Jody and her husband Mitch arrived the other morning with several boxes of oysters and an oyster knife. It was a little early in the day for oysters, but we tried them anyway. First we had the Little Shemogues (She-mo-GWEE), which the Feigenbaum's and their business partner Barry Kratchman own and harvest themselves. Then we sampled their Peacock Cove oysters, which come from southeast New Brunswick. Both are equally delicious, but we opted for the Peacock Cove as they proved to be a real treasure of the sea and boast a high salt content. Fork is thrilled to add these delights to our menu, and I hope you enjoy them. To learn more about Little Shemogue Oyster Farm, check out their website at

December 7, 2008

Ciao bella gioia

Fabrizia Lanza, the daughter of our dear friend Anna Tasca Lanza, visited from Sicily to help us prepare a Sicilian holiday dinner: Dinner of the Seven Fishes. Interestingly enough, upon Fabrizia's arrival I learned that the dish is not a Sicilian tradition, at least not for Fabrizia who knew anything about. Fabrizia eats turkey for Christmas, just like many of us! For me, the highlight of the dinner was the baccala e patate zafferano (salt cod with braised saffron potatoes), which was served with a mint sauce.
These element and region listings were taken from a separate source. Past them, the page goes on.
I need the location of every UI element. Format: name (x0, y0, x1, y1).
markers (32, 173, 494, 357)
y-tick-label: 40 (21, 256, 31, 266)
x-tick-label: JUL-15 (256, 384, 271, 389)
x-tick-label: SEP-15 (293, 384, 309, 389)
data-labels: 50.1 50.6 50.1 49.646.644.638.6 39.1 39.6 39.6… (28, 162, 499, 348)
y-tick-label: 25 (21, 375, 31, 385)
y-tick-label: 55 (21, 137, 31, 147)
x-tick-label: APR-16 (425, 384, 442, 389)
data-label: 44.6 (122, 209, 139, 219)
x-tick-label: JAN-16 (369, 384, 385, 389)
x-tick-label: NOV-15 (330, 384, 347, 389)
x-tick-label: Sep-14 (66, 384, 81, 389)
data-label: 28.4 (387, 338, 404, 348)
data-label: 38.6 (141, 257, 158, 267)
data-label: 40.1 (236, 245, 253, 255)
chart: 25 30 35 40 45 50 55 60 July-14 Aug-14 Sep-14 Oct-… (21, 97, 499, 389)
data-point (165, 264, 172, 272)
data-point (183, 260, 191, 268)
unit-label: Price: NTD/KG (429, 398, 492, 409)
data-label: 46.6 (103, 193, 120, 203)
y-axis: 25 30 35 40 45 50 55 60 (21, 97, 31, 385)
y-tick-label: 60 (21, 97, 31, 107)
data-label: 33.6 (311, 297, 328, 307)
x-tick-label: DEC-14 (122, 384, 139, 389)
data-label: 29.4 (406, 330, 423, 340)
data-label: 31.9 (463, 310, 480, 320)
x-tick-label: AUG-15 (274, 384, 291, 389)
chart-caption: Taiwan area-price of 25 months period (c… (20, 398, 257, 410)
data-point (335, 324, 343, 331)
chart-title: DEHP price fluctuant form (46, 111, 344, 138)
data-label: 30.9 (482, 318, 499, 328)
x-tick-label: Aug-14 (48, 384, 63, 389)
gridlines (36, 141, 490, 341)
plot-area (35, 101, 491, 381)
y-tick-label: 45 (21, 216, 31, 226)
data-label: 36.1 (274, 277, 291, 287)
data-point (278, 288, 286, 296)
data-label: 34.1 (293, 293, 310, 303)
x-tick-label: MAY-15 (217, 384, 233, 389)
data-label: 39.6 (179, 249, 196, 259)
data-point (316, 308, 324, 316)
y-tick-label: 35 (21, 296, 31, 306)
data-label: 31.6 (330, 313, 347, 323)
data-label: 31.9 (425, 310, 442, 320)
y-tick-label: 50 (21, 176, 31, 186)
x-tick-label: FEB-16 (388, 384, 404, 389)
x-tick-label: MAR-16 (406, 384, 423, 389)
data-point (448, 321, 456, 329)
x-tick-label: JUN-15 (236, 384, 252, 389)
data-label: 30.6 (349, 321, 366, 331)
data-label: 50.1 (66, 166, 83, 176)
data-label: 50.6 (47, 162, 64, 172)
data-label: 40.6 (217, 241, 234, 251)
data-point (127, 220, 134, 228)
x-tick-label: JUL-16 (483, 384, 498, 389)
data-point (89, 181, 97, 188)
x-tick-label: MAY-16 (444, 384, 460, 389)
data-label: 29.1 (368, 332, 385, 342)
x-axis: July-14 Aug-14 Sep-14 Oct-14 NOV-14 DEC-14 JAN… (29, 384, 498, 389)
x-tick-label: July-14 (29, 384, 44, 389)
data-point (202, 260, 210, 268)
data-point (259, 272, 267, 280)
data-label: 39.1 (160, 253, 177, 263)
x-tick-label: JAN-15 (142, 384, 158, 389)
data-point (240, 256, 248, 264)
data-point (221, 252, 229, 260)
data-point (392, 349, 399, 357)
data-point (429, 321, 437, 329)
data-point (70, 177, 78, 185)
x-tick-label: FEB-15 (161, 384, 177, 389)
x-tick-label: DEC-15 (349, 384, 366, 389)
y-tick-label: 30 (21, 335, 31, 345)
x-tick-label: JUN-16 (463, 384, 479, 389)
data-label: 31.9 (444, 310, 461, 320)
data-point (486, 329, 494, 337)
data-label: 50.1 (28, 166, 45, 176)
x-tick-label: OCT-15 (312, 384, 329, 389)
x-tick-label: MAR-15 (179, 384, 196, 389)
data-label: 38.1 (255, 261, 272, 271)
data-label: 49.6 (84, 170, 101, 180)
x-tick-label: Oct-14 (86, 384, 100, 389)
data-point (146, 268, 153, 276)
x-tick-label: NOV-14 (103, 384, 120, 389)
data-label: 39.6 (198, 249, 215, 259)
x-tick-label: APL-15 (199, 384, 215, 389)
Our dinner on Saturday night was probably the highlight of the trip for Fabrizia. We made our way down to Kim's Barbecue as a motley crew comprised of our Vietnamese chef Thien, Kaitlin McCann (one of Thien's new understudies), Fabrizia and her boyfriend Gianni (who speaks very little English), my boyfriend Wayne and I. Kim's Barbecue is a very ethnic restaurant. Many of the servers don't speak English, but since some of the servers are Chinese Koreans who left China during the Communist Revolution, I can typically order in Chinese (my mother tongue). The conversations at the table were crazy and confusing. Picture this: Wayne, who spent three months in Italy, was conversing with Gianni in limited Italian. Gianni was speaking to Thien in broken French. And I was speaking Chinese, Italian, and French, all poorly at best! What a sight we must have been. The one thing we had in common was a great bottle of wine that Thien brought, which certainly helped to forgive any misunderstandings that were created at the table that night.